We have recently met two remarkable women, Maryon Stewart and Vicky Unwin, who both lost their daughters after they took so-called party drugs and legal highs. These two women have set up the Angelus Foundation to bring awareness to the dangers of these drugs and have successfully managed to campaign to get some of these lethal substances re-classified as illegal.

We hope to help them in their campaign.

For some years, we've supported a wonderful little charity called Hopes and Dreams - this is a charity run entirely by volunteers and all of the monies they raise are used for granting dreams for terminally and chronically ill children. Many of the people involved have lost young family members of their own.

Some of the most inspiring people we have met in recent weeks have been the staff and the parents of children in the children's hospices we have been visiting and supporting. We have met the most wonderful, brave people.

The children's hospices in this country do the most amazing work supporting families and giving many of them some desperately needed respite from the 24/7 care that they need to provide for their terminally ill children. Most of these hospices receive less than 10% of their funding from the government, so without the tireless fundraising work that they do, many of these families would have no support at all.

As it is, there is still a shortfall in these services and there are thousands of families who have no access to hospice support at all. In Sussex there are 800 children in need of hospice care and only 250 children can be supported. That means 550 children and their families have no access to hospice care at all.

Many of these hospices just wouldn't survive if it were not for the volunteers and the fundraisers, many of whom have lost children of their own.

We've also visited charities that support young homeless people. Most of the young people they see have a multitude of other problems other than no home to go to. Many have no families, they may have suffered abuse or other trauma, they may have mental health problems or learning difficulties. As well as desperately trying to provide shelter, food, clothing, medical assistance, counseling, mentoring and help with learning, these organisations also have to battle with bureaucracy between various borough councils and a seemingly endless struggle with funding.

Without these charities, who knows how many vulnerable young people would die on our streets this winter?

As well as supporting young people's charities, we have also tried to encourage positive change to the way that addiction is treated in this country.

My wife Jane and I recently met with the Secretary of State, Andrew Lansley and the Under Secretary of State, Ann Milton to discuss education about the dangers of drugs and to try to improve the way in which funds for rehabilitation are allocated in this country.

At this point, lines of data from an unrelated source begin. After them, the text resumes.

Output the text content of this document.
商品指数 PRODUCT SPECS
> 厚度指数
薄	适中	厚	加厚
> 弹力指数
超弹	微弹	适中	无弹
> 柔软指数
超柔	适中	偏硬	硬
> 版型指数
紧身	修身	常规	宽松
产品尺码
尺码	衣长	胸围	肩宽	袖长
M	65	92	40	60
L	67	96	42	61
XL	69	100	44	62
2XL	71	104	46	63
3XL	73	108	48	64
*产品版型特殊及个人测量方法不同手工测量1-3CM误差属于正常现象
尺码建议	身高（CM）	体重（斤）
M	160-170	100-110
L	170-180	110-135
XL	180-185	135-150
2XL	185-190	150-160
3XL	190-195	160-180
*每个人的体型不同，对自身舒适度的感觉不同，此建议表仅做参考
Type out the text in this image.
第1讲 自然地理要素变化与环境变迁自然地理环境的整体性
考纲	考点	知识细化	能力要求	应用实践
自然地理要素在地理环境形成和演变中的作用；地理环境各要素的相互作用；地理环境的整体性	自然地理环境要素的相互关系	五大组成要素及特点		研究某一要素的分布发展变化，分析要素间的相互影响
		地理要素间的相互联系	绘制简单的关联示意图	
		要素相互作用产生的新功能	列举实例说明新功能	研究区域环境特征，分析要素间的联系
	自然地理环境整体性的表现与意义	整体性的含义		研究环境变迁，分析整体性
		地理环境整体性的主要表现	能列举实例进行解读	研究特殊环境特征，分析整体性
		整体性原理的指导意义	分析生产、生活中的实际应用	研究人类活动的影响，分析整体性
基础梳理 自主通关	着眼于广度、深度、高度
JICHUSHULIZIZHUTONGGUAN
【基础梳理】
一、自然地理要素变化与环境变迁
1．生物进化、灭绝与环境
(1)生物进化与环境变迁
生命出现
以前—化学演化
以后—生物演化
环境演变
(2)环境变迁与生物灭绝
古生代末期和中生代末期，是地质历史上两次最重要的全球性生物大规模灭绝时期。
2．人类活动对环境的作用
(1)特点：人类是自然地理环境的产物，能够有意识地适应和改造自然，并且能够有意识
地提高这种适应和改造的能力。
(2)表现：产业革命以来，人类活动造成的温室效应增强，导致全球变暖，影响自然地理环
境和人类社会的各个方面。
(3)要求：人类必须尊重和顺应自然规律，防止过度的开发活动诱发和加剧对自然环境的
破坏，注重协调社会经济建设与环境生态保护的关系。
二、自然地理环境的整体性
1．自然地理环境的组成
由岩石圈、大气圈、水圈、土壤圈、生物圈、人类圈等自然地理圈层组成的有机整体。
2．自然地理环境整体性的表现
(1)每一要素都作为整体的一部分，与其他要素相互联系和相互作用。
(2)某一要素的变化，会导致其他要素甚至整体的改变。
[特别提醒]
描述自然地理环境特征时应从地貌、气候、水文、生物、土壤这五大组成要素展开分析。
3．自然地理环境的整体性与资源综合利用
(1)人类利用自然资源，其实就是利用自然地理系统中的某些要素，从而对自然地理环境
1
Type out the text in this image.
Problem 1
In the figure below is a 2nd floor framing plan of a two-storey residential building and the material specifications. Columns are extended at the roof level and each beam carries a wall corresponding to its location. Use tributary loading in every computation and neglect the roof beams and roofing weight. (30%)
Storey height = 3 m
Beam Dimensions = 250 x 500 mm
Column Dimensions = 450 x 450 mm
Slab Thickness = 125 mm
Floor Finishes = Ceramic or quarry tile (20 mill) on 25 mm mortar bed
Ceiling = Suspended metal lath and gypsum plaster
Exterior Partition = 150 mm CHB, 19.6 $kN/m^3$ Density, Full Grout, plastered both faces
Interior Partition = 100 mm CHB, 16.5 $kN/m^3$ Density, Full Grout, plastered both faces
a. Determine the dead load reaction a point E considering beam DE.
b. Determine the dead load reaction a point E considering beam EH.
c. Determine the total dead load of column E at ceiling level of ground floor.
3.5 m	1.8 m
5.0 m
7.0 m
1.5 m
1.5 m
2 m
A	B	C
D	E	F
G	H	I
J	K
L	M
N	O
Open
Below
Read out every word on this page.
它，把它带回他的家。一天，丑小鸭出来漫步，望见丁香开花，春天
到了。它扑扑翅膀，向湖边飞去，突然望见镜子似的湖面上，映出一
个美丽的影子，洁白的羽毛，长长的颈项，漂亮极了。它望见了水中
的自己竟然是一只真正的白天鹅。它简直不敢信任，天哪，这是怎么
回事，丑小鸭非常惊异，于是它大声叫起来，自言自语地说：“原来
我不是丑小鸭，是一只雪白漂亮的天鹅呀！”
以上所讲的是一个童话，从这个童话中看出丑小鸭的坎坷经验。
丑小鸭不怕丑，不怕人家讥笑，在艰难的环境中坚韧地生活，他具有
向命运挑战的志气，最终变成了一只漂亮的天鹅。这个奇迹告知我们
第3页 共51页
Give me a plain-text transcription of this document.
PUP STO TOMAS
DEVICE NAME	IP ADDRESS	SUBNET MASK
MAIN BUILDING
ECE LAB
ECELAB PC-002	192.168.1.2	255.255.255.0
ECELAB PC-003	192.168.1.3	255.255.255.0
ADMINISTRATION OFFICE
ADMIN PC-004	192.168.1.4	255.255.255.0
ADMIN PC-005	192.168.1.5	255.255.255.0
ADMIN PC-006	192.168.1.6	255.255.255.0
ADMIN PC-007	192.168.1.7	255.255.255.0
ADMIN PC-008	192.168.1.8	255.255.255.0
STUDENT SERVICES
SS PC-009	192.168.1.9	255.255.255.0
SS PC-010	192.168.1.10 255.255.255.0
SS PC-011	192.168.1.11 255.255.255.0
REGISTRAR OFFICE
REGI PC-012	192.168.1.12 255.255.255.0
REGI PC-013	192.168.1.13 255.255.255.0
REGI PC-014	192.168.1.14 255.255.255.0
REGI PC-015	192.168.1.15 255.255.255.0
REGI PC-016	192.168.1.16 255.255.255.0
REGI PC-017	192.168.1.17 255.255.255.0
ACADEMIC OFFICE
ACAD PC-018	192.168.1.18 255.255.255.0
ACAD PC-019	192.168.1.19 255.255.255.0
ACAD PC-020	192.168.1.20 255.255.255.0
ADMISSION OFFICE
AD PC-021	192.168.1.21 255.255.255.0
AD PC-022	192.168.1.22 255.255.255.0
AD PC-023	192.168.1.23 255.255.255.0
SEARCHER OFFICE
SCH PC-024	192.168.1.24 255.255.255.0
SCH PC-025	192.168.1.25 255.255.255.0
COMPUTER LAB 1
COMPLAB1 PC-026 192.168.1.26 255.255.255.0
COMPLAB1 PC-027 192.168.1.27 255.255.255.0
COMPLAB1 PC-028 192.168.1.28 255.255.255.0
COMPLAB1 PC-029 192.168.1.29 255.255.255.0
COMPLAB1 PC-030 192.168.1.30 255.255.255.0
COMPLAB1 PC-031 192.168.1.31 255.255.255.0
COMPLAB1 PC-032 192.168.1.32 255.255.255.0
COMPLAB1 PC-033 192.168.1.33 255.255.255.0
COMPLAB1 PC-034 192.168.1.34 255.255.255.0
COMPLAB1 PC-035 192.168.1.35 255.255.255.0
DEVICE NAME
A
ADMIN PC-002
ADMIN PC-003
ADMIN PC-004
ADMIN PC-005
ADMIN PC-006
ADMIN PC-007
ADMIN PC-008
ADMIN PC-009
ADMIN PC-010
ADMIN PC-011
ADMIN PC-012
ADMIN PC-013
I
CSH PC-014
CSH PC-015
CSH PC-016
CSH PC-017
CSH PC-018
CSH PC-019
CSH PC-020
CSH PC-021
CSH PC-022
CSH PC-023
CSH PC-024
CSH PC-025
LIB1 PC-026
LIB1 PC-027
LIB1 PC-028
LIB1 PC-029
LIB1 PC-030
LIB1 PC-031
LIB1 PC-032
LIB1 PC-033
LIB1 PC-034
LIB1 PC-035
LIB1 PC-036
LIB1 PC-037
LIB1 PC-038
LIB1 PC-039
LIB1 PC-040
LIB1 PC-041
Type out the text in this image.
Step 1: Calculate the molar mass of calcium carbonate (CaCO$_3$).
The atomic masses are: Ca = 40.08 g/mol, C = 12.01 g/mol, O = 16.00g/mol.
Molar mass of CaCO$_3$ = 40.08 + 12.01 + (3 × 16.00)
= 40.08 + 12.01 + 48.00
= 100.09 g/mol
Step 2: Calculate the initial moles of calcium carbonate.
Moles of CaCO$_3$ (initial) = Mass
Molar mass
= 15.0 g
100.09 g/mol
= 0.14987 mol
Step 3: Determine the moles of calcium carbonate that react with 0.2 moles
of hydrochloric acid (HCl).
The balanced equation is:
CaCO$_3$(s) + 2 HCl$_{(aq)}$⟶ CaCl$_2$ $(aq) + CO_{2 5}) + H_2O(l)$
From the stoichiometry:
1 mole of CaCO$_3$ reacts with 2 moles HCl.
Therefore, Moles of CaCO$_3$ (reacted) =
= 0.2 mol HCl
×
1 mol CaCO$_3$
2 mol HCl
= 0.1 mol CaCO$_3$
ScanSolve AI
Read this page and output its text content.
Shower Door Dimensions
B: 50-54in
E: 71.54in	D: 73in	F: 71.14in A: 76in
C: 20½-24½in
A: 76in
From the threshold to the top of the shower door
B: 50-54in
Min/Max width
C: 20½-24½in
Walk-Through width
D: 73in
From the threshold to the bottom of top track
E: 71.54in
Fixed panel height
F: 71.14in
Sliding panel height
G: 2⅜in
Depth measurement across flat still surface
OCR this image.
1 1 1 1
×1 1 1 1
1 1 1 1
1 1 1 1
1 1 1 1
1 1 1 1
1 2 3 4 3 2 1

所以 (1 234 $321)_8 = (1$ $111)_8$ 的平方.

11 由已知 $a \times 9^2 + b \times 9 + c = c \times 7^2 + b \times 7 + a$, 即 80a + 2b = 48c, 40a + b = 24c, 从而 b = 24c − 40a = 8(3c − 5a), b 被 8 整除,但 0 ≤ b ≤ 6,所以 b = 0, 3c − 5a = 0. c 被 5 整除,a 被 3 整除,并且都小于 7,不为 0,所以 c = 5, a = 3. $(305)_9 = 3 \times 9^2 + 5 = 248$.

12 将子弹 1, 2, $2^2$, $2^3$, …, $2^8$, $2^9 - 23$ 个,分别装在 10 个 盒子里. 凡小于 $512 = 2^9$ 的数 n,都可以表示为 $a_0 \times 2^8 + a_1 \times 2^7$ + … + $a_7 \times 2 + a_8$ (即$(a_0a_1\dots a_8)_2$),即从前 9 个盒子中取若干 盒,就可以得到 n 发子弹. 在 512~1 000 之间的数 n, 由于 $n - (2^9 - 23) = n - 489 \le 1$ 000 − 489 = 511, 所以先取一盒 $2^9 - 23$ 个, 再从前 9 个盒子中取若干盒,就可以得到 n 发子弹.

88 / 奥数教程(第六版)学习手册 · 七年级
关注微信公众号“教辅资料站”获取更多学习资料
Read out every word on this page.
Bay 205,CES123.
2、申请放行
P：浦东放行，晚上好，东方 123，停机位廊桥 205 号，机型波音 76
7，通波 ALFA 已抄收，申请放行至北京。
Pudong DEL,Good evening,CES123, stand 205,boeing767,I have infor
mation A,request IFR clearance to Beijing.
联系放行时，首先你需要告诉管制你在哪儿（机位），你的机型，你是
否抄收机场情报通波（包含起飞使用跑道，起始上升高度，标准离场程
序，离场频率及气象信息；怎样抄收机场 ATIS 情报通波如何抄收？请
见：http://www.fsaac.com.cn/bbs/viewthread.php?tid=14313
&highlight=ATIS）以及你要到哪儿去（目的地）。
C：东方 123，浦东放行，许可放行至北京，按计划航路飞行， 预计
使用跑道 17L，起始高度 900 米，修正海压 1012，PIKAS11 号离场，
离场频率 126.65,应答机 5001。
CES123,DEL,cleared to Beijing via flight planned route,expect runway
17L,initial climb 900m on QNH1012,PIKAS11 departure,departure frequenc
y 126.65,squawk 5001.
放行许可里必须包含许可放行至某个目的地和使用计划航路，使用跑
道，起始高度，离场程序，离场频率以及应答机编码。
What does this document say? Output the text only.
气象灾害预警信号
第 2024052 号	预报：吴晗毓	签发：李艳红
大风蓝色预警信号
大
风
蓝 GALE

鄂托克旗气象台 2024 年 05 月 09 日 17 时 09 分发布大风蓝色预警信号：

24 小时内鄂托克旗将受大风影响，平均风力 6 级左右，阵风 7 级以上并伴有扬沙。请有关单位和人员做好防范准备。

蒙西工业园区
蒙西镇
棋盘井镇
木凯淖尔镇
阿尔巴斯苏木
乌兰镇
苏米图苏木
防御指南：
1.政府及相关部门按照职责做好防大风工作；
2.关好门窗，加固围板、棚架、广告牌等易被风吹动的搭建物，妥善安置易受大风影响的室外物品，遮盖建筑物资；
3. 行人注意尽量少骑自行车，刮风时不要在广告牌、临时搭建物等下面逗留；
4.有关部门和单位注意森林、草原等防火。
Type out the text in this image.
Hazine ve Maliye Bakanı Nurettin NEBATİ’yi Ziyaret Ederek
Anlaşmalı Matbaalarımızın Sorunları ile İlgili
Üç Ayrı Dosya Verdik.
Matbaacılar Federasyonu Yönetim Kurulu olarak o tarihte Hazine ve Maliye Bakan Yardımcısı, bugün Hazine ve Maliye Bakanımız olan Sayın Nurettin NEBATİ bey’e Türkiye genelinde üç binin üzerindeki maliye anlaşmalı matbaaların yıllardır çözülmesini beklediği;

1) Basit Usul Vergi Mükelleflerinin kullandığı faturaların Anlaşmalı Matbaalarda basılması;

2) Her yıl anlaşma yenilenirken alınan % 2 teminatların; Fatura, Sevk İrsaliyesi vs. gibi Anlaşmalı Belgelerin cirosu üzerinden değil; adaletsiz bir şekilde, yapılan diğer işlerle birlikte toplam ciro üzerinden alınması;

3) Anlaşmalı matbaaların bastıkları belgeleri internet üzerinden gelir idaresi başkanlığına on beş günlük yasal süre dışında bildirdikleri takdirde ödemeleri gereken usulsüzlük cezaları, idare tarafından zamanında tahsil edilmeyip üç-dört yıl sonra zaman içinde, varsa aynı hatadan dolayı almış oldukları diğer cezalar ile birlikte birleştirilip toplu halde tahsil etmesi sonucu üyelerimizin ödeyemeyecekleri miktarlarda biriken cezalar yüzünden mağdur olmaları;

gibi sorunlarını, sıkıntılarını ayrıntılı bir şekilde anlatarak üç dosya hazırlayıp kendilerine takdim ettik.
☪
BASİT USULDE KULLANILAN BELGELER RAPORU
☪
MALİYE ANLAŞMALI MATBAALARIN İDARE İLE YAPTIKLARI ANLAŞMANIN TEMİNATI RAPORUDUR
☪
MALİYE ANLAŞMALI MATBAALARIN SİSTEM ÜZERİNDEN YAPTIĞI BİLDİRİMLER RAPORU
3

The National Treatment Agency are responsible for the allocation of funding for drug treatment in the UK. Last year the government allocated approximately £400 million pounds for drug treatment. Over £200 million was spent within the criminal justice system. Only £40 million was allocated to residential rehab. This means that an offender has much more chance of getting into residential rehab than a non-offender.

This gives an offender an unfair advantage and needs to be addressed.

We have met and discussed these iniquities with the National Treatment Agency and we have agreed to try to work together to simplify and speed-up the process by which young and older addicts can access treatment.

There are registered rehab facilities in this country who are closing their doors through lack of funding, yet we are being contacted by young people and their families who are desperate to access residential rehab treatment. Our work with the government and the NTA is on-going.

None of us can mend what has happened; the one thing I'm sure we would all want to do is bring back our loved ones; we can't do we can either wallow in our sadness or we can try to make something positive come out of something terrible.